Question d'origine :
Madame, Monsieur,
J’effectue actuellement un travail sur l’interaction entre l’environnement et les barrages hydroélectriques notamment sur l’influence de l’environnement sur les barrages.
Dans cette optique j’ai recherché quels étaient les facteurs environnementaux qui déterminaient le type d’ouvrage. J en actuellement trouvés deux :
• La morphologie de la vallée :
- Pour une vallée large, on construira plutôt un barrage à contreforts ou multivoûtes.
- Pour une vallée étroite, on construira plutôt un barrage voûte.
J’aimerai donc savoir dans quel cas on construira un barrage poids-voûte, un barrage poids ou un barrage en remblai.
• La nature géologique de la vallée :
- Pour des matériaux trop compacts on construira un à contreforts ou multivoûtes.
- Pour une des matériaux résistant constituant le sol, on construira plutôt un barrage poids
Enfin j’aimerai savoir si il existe d autres facteurs environnementaux.
Merci d’avance pour l’immense travail qui sera fournit pour répondre à cette question. Et en vous souhaitant une journée agréable et productive.
Cordialement Max Lincoln
Réponse du Guichet
bml_sci
- Département : Sciences et Techniques
Le 14/11/2006 à 10h36
«Les caractéristiques du site où sera construit le barrage sont les données essentielles pour la conception de l'ouvrage.
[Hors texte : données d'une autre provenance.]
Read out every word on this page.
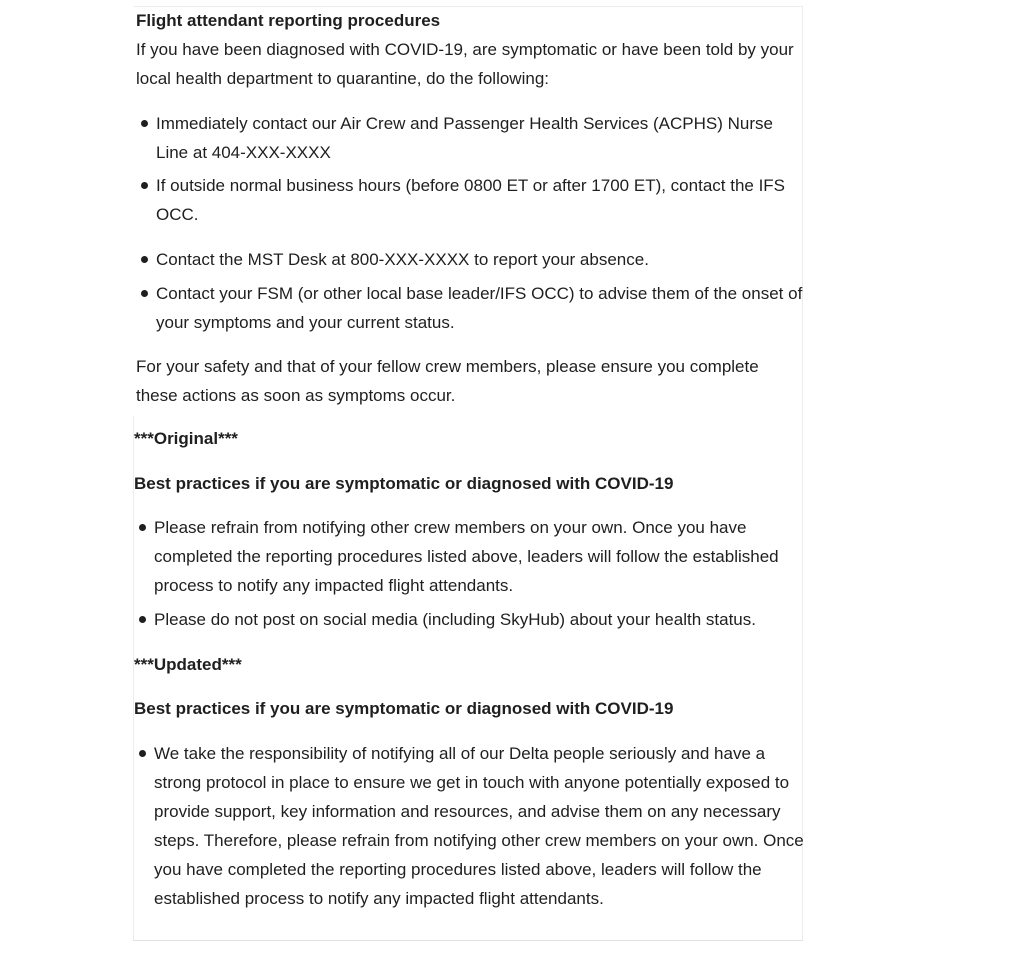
Flight attendant reporting procedures
If you have been diagnosed with COVID-19, are symptomatic or have been told by your local health department to quarantine, do the following:
Immediately contact our Air Crew and Passenger Health Services (ACPHS) Nurse Line at 404-XXX-XXXX
If outside normal business hours (before 0800 ET or after 1700 ET), contact the IFS OCC.
Contact the MST Desk at 800-XXX-XXXX to report your absence.
Contact your FSM (or other local base leader/IFS OCC) to advise them of the onset of your symptoms and your current status.
For your safety and that of your fellow crew members, please ensure you complete these actions as soon as symptoms occur.
***Original***
Best practices if you are symptomatic or diagnosed with COVID-19
Please refrain from notifying other crew members on your own. Once you have completed the reporting procedures listed above, leaders will follow the established process to notify any impacted flight attendants.
Please do not post on social media (including SkyHub) about your health status.
***Updated***
Best practices if you are symptomatic or diagnosed with COVID-19
We take the responsibility of notifying all of our Delta people seriously and have a strong protocol in place to ensure we get in touch with anyone potentially exposed to provide support, key information and resources, and advise them on any necessary steps. Therefore, please refrain from notifying other crew members on your own. Once you have completed the reporting procedures listed above, leaders will follow the established process to notify any impacted flight attendants.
En dehors des conditions climatiques, il s'agit principalement de l'hydrologie du cours d'eau qui sera barré, de la topographie de sa vallée et de la géologie.
L'hydrologie
L'objectif d'un barrage étant de stocker un certain volume d'eau pour diverses utilisations, il faut donc se préoccuper, d'une part, des conditions de remplissage de la réserve envisagée et, d'autre part, de veiller à ce que l'ouvrage ne soit pas un obstacle au passage des crues qui risqueraient de le submerger. Pour cela, il faut étudier les apports mensuels, saisonniers et annuels et les débits instantanés pour définir les crues maximales pouvant entrer dans la retenue. Si les données sont suffisantes, on utilise des méthodes statistiques directes. Si cela n'est pas le cas, il faut étendre l'information par corrélation avec d'autres données disponibles comme la pluviométrie ou le régime de bassins similaires. Toutes ces études demandent de grandes précautions pour couvrir les incertitudes des données.
La topographie
Les renseignements topographiques nécessaires concernent à la fois le bassin-versant de la retenue, dont la morphologie intervient dans les études hydrologiques, la vallée de la rivière à l'amont et à l'aval du barrage, le site de ce dernier et celui de la retenue, et les zones d'emprunts des matériaux qui seront utilisés pour la construction des ouvrages.
La géologie
Les études géologiques et géotechniques donnent des informations concernant la nature des matériaux qui constituent la fondation du barrage ou les berges de la retenue, leurs caractéristiques mécaniques et leur étanchéité, aussi bien en surface qu'en profondeur. Elles nécessitent la réalisation de travaux de reconnaissance dont le coût peut être très important. »
Les types de barrages
« Les barrages en béton peuvent appartenir à plusieurs catégories :
- Les barrages-poids, ouvrages massifs s'opposant par leur poids à la poussée de l'eau du lac.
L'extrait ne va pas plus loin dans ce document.